Dann noch eine Probefahrt, noch einmal den Ölstand des Motors überprüfen und fertig ist die ganze Inspektion, die Wartung und die Reparatur. Andreas meint, der Zetor könne so noch jahrelang klaglos laufen. Er wäre in einem Topzustand und wir brauchten uns keine Sorgen zu machen. Das höre ich gerne. Man merkt bei diesem Schweizer Meister der Zetoren, dass sein ganzes Herz an den Traktoren hängt. Mit Freude und Eifer war er bei der Arbeit heute in seiner Freizeit am Sonntag und jeden Handgriff führte er professionell und mit einer Lockerheit aus, dass man ihm hohe Anerkennung zusprechen muss. Andreas, an dieser Stelle noch einmal ein ganz, ganz herzliches DANKE für deinen großzügigen Einsatz an unserem Vagabunden. Später, als wir im ersten Stock in seinem Büro sitzen und ich ihn frage, was denn wohl in der Schweiz so eine Arbeitsstunde für den Kunden koste, nennt er mir den Preis. 120 Franken. Also etwa 110 Euro. Schluck! Er war über drei Stunden am Arbeiten. Das Öl und die anderen Materialien kämen auch noch dazu. Ich weiß gar nicht wie ich ihm danken soll. Andreas liebt außer seiner Sabrina das Traktorpulling sehr. Er war zweimal Schweizer Meister und räumt auch sonst bei jeder Veranstaltung mächtig Pokale ab. Auch Sabrina, seine Lebensgefährtin nimmt aktiv am Traktorpulling teil und hat auch schon erste Preise gewonnen. Ein tolles Paar! Und das alles mit speziell getunten Zetoren, die vor jedem Start vom Schweizer TÜV abgenommen sein müssen. Wir sitzen noch eine Weile vor dem Bildschirm und schauen uns einige Pulling- DVDS an.

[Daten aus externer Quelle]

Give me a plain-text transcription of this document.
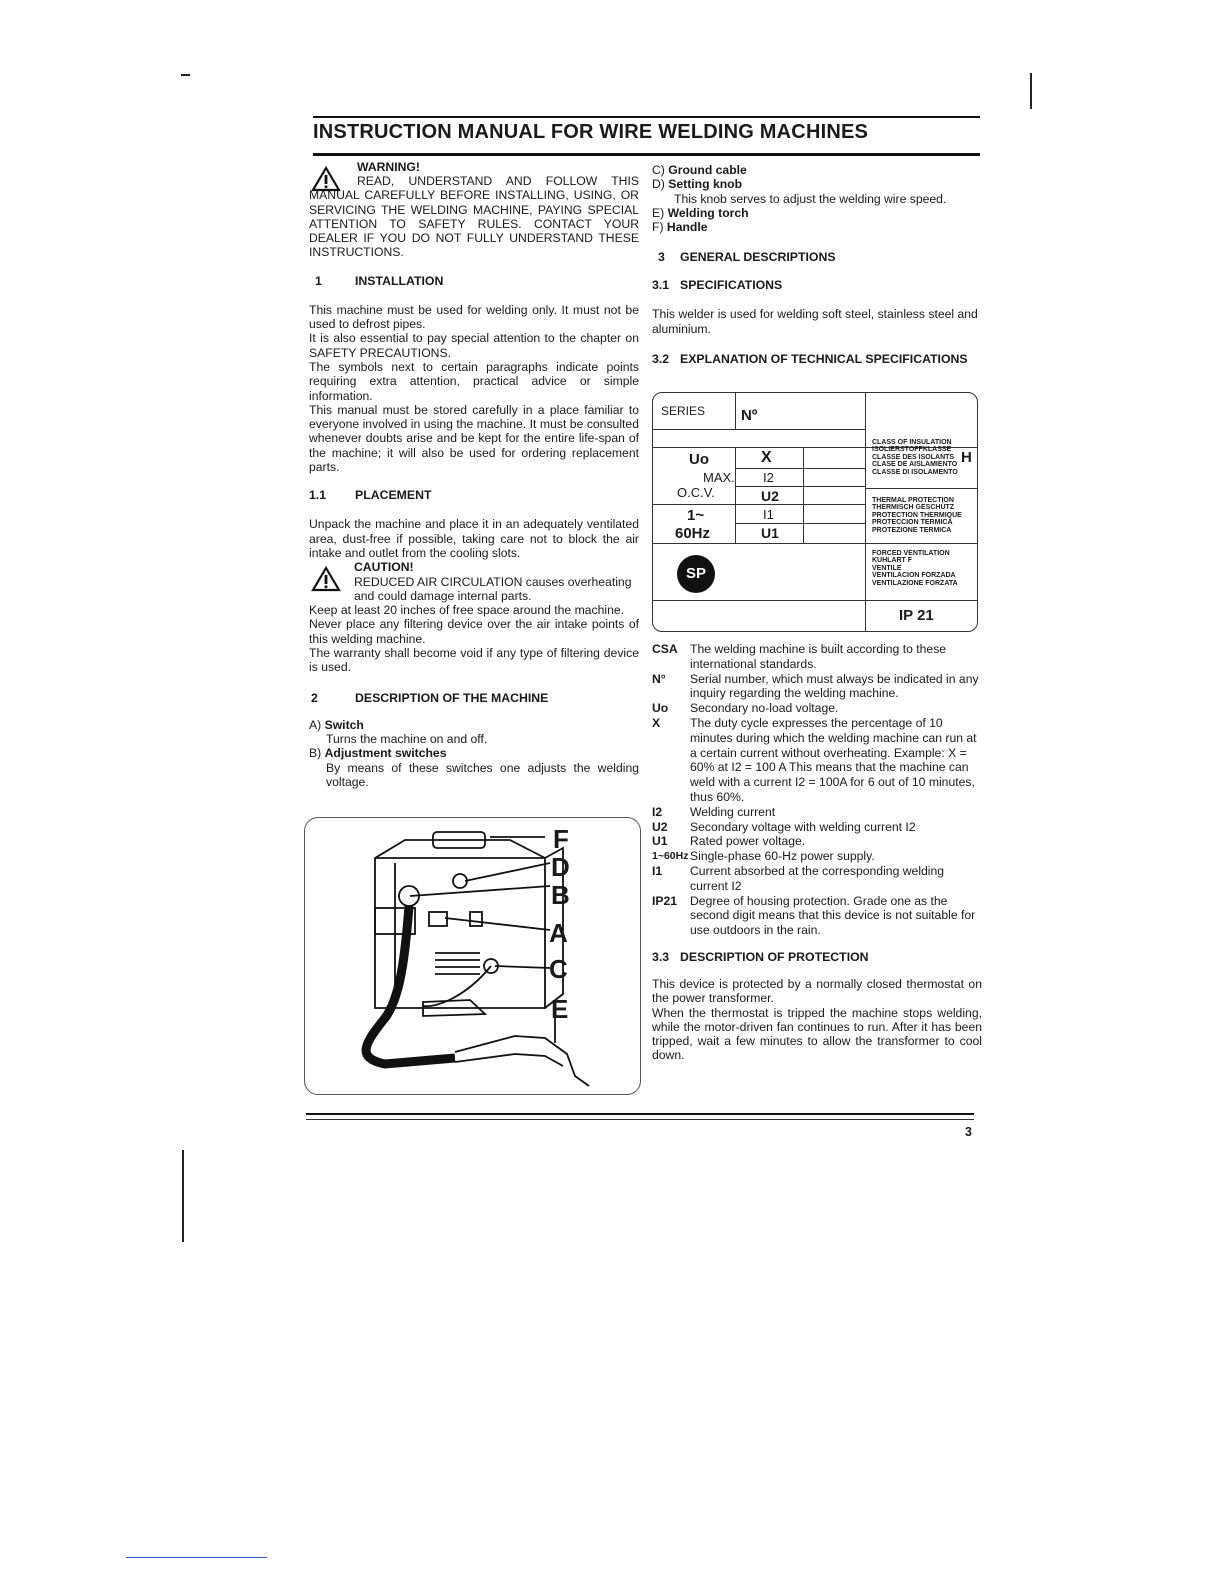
INSTRUCTION MANUAL FOR WIRE WELDING MACHINES
WARNING!
READ, UNDERSTAND AND FOLLOW THIS MANUAL CAREFULLY BEFORE INSTALLING, USING, OR SERVICING THE WELDING MACHINE, PAYING SPECIAL ATTENTION TO SAFETY RULES. CONTACT YOUR DEALER IF YOU DO NOT FULLY UNDERSTAND THESE INSTRUCTIONS.
1	INSTALLATION

This machine must be used for welding only. It must not be used to defrost pipes.

It is also essential to pay special attention to the chapter on SAFETY PRECAUTIONS.

The symbols next to certain paragraphs indicate points requiring extra attention, practical advice or simple information.

This manual must be stored carefully in a place familiar to everyone involved in using the machine. It must be consulted whenever doubts arise and be kept for the entire life-span of the machine; it will also be used for ordering replacement parts.

1.1 PLACEMENT

Unpack the machine and place it in an adequately ventilated area, dust-free if possible, taking care not to block the air intake and outlet from the cooling slots.

CAUTION!

REDUCED AIR CIRCULATION causes overheating and could damage internal parts.

Keep at least 20 inches of free space around the machine.

Never place any filtering device over the air intake points of this welding machine.

The warranty shall become void if any type of filtering device is used.

2	DESCRIPTION OF THE MACHINE

A) Switch

Turns the machine on and off.

B) Adjustment switches

By means of these switches one adjusts the welding voltage.

F
D
B
A
C
E

C) Ground cable

D) Setting knob

This knob serves to adjust the welding wire speed.

E) Welding torch

F) Handle

3 GENERAL DESCRIPTIONS
3.1 SPECIFICATIONS

This welder is used for welding soft steel, stainless steel and aluminium.

3.2 EXPLANATION OF TECHNICAL SPECIFICATIONS
SERIES Nº
Uo
MAX.
O.C.V.
1~
60Hz
X
I2
U2
I1
U1
CLASS OF INSULATION
ISOLIERSTOFFKLASSE
CLASSE DES ISOLANTS
CLASE DE AISLAMIENTO
CLASSE DI ISOLAMENTO
H
THERMAL PROTECTION
THERMISCH GESCHÜTZ
PROTECTION THERMIQUE
PROTECCION TERMICA
PROTEZIONE TERMICA
FORCED VENTILATION
KUHLART F
VENTILE
VENTILACION FORZADA
VENTILAZIONE FORZATA
IP 21
SP
CSA The welding machine is built according to these international standards.
N° Serial number, which must always be indicated in any inquiry regarding the welding machine.
Uo Secondary no-load voltage.
X The duty cycle expresses the percentage of 10 minutes during which the welding machine can run at a certain current without overheating. Example: X = 60% at I2 = 100 A This means that the machine can weld with a current I2 = 100A for 6 out of 10 minutes, thus 60%.
I2 Welding current
U2 Secondary voltage with welding current I2
U1 Rated power voltage.
1~60Hz Single-phase 60-Hz power supply.
I1 Current absorbed at the corresponding welding current I2
IP21 Degree of housing protection. Grade one as the second digit means that this device is not suitable for use outdoors in the rain.
3.3 DESCRIPTION OF PROTECTION

This device is protected by a normally closed thermostat on the power transformer.

When the thermostat is tripped the machine stops welding, while the motor-driven fan continues to run. After it has been tripped, wait a few minutes to allow the transformer to cool down.

3
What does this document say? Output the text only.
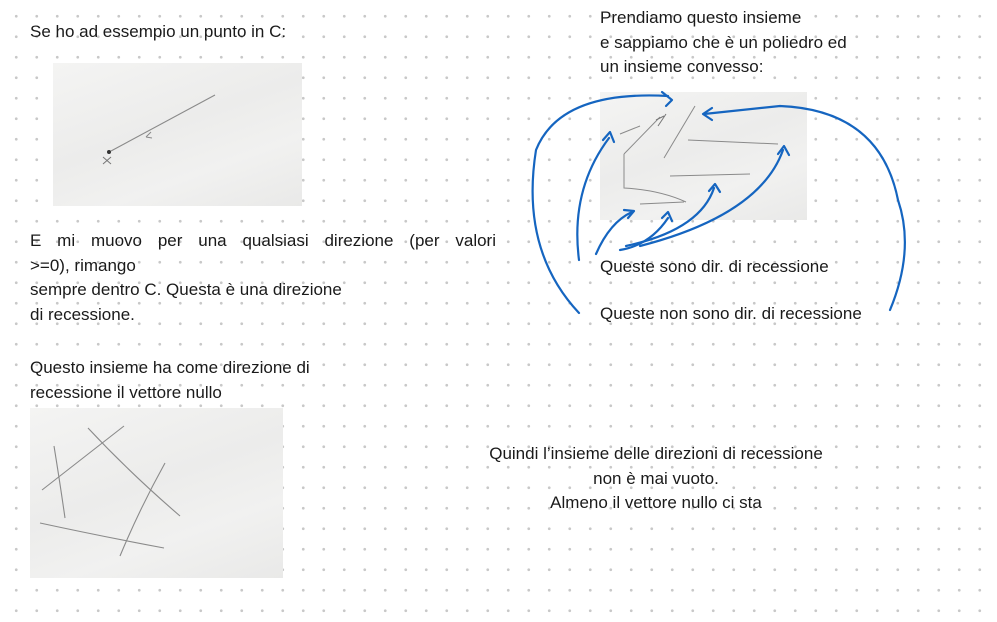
Se ho ad essempio un punto in C:

E mi muovo per una qualsiasi direzione (per valori
>=0), rimango
sempre dentro C. Questa è una direzione
di recessione.
Questo insieme ha come direzione di
recessione il vettore nullo
Prendiamo questo insieme
e sappiamo che è un poliedro ed
un insieme convesso:

Queste sono dir. di recessione

Queste non sono dir. di recessione

Quindi l’insieme delle direzioni di recessione
non è mai vuoto.
Almeno il vettore nullo ci sta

Es ist spät geworden als ich mich von den beiden in deren Wohnung, wieder ein Stockwerk höher, verabschiede. Nach Acht tuckere ich über den schmalen Feldweg nach Hause. Dabei fällt mir auf, dass beide Frontscheinwerfer nicht brennen. Sch…! Ich kann mir nicht so recht vorstellen, dass beide Lampen durchgebrannt sind und mache mir so meine Gedanken. Es regnet jetzt nicht nur, es schüttet. Sicher fallen in einer Stunde mehr als 30 Liter Wasser auf den Quadratmeter. Um unser Gespann hat sich ein großer See entwickelt, der den ganzen Campingplatz einnimmt. Das Wasser steht 5 Zentimeter auf den Wegen und über dem Rasen. Kleine Fische hätten keine Mühe, sich unter Wasser zu halten. Hoffentlich lässt der Regen in der Nacht nach, denn Morgen wollen wir in Richtung deutsche Grenze fahren.